The best memories with my dad were made in his ’57 Chevy pick up. Wandering back roads. Watching the river from the oil-stained truck bed and then standing in the water with him, learning to fish. Inevitably, though, the truck would break down. This is where I developed my definition of a man. Watching my father under the hood, handing him tools, and seeing his satisfaction of getting the old truck along with his family back on the road. With arms covered in engine grease, he looked like the hero I wanted to become.
When I became a father, I searched for our family memory-making vehicle and found it in Bozeman, Montana. A ’86 VW Westfalia.
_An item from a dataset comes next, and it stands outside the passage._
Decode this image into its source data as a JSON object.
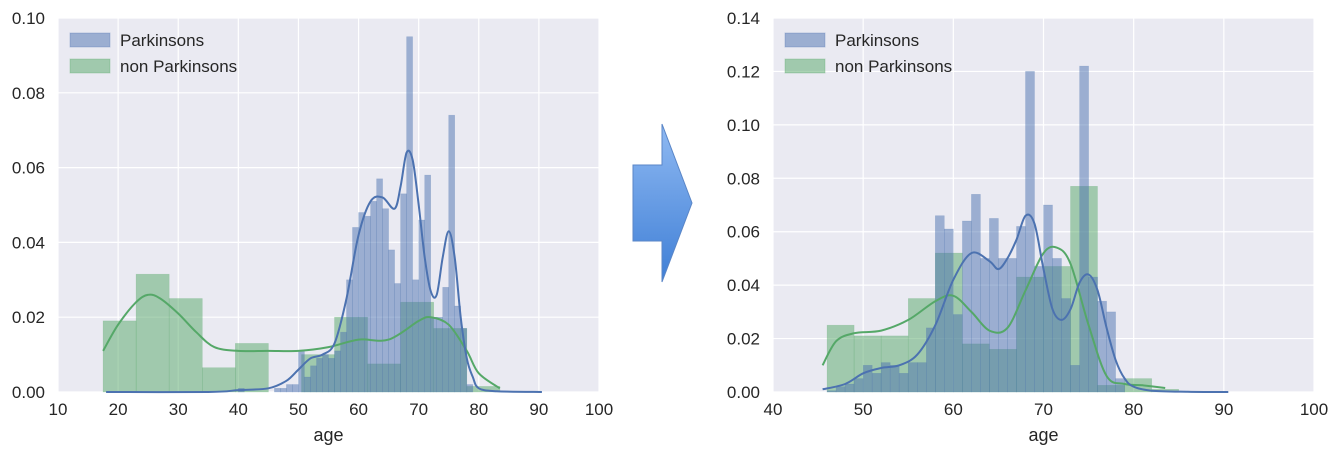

I’ve taken my family all over the west in this van and it’s broken down in nearly every state it has travelled. The only difference is, I never learned how to fix the engine and when my family is stuck on the road a shame grows in the space where I fall short of my definition of manhood.
In John 5:19 Jesus himself describes coming into the fullness of his calling through watching his father, and understanding the importance of that relationship. “Very truly I tell you, the Son can do nothing by himself; he can do only what he sees his Father doing, because whatever the Father does the Son also does.”
My father died long before I could ask him what it meant to be a man so my boyhood definition stuck. I struggled with this far into my own fatherhood when looking back I realized my dad had already modeled the definition, I just didn’t see what he was doing.
I’m not my kid’s hero because I can fix an engine. I’m their hero because I stand in the water with them. I teach what I know and am honest about what I don’t. I humble myself to call for help. I think. I pray. And I fight like hell to keep them on the road. That is fatherhood.
What is (or was) your relationship like with your dad and how are you similar or different?
How would you define a great man and would you say your dad is (or was) one?
Do you consider yourself a great man and if not, what would make you one?